AdCampaignAnalyzer is a Streamlit-based application designed to help kitchen and bathroom remodeling businesses analyze their advertising campaigns. It provides tools to evaluate, compare, and report on various ad metrics to optimize the performance of ad campaigns.
- Home Page: Overview of the application.
- Search by Metric: Search and filter ads based on specific metrics.
- Analysis and Report: Detailed analysis and performance reports for individual ads.
- Compare Metrics: Compare multiple ads against benchmarks.
git clone https://github.com/codehard8/AdCampaignAnalyzer.git
cd AdCampaignAnalyzer
pip install -r requirements.txt
streamlit run app.py
The main entry point of the application that sets up the Streamlit interface and navigation menu.
Provides functionality to analyze individual ad performance and generate detailed reports, including key metrics summary, performance classification, and visualizations using various chart types (Lollipop, Bar, Spider, Line).

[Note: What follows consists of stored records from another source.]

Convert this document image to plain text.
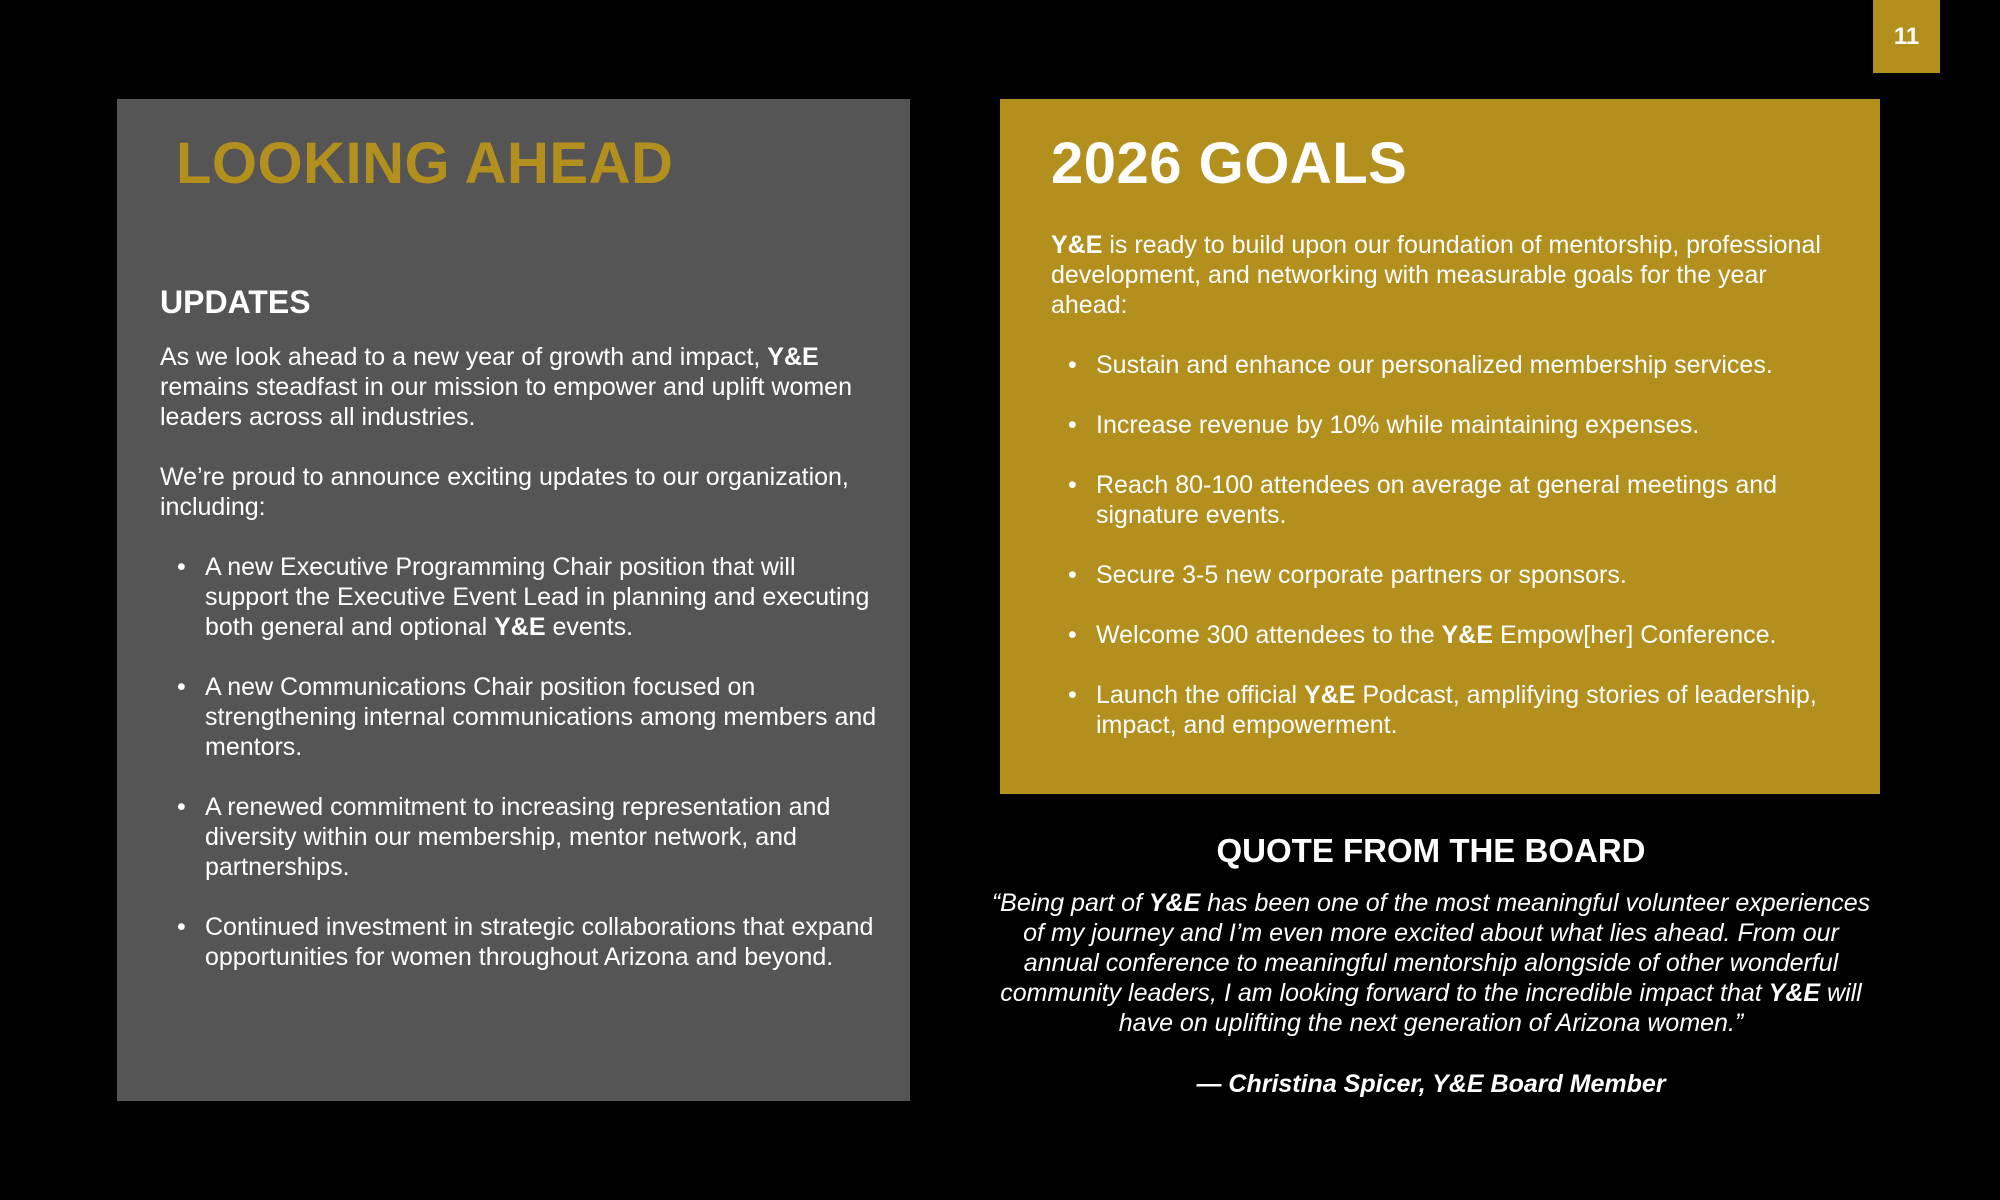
11
LOOKING AHEAD
UPDATES

As we look ahead to a new year of growth and impact, Y&E remains steadfast in our mission to empower and uplift women leaders across all industries.

We’re proud to announce exciting updates to our organization, including:

• A new Executive Programming Chair position that will support the Executive Event Lead in planning and executing both general and optional Y&E events.
• A new Communications Chair position focused on strengthening internal communications among members and mentors.
• A renewed commitment to increasing representation and diversity within our membership, mentor network, and partnerships.
• Continued investment in strategic collaborations that expand opportunities for women throughout Arizona and beyond.
2026 GOALS

Y&E is ready to build upon our foundation of mentorship, professional development, and networking with measurable goals for the year ahead:

• Sustain and enhance our personalized membership services.
• Increase revenue by 10% while maintaining expenses.
• Reach 80-100 attendees on average at general meetings and signature events.
• Secure 3-5 new corporate partners or sponsors.
• Welcome 300 attendees to the Y&E Empow[her] Conference.
• Launch the official Y&E Podcast, amplifying stories of leadership, impact, and empowerment.
QUOTE FROM THE BOARD

“Being part of Y&E has been one of the most meaningful volunteer experiences of my journey and I’m even more excited about what lies ahead. From our annual conference to meaningful mentorship alongside of other wonderful community leaders, I am looking forward to the incredible impact that Y&E will have on uplifting the next generation of Arizona women.”

— Christina Spicer, Y&E Board Member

Contains benchmark values for key metrics specific to kitchen and bathroom renovation ad campaigns. These benchmarks are used for performance comparisons.
Allows users to compare multiple ads against benchmarks. It provides visualizations to compare different metrics using bar and line charts.
- Home Page: Start by navigating to the Home page.
- Upload Data: Upload your dataset in the campaign section to enable analysis and comparisons.
- Search by Metric: Use the "Search by Metric" section to filter ads based on specific metrics.
- Analysis and Report: Navigate to "Analysis and Report" to get detailed insights into individual ad performance.
- Compare Metrics: Use the "Compare Metrics" section to compare multiple ads and visualize their performance against benchmarks.
Feel free to submit issues or pull requests if you have any improvements or bug fixes.
This project is licensed under the MIT License.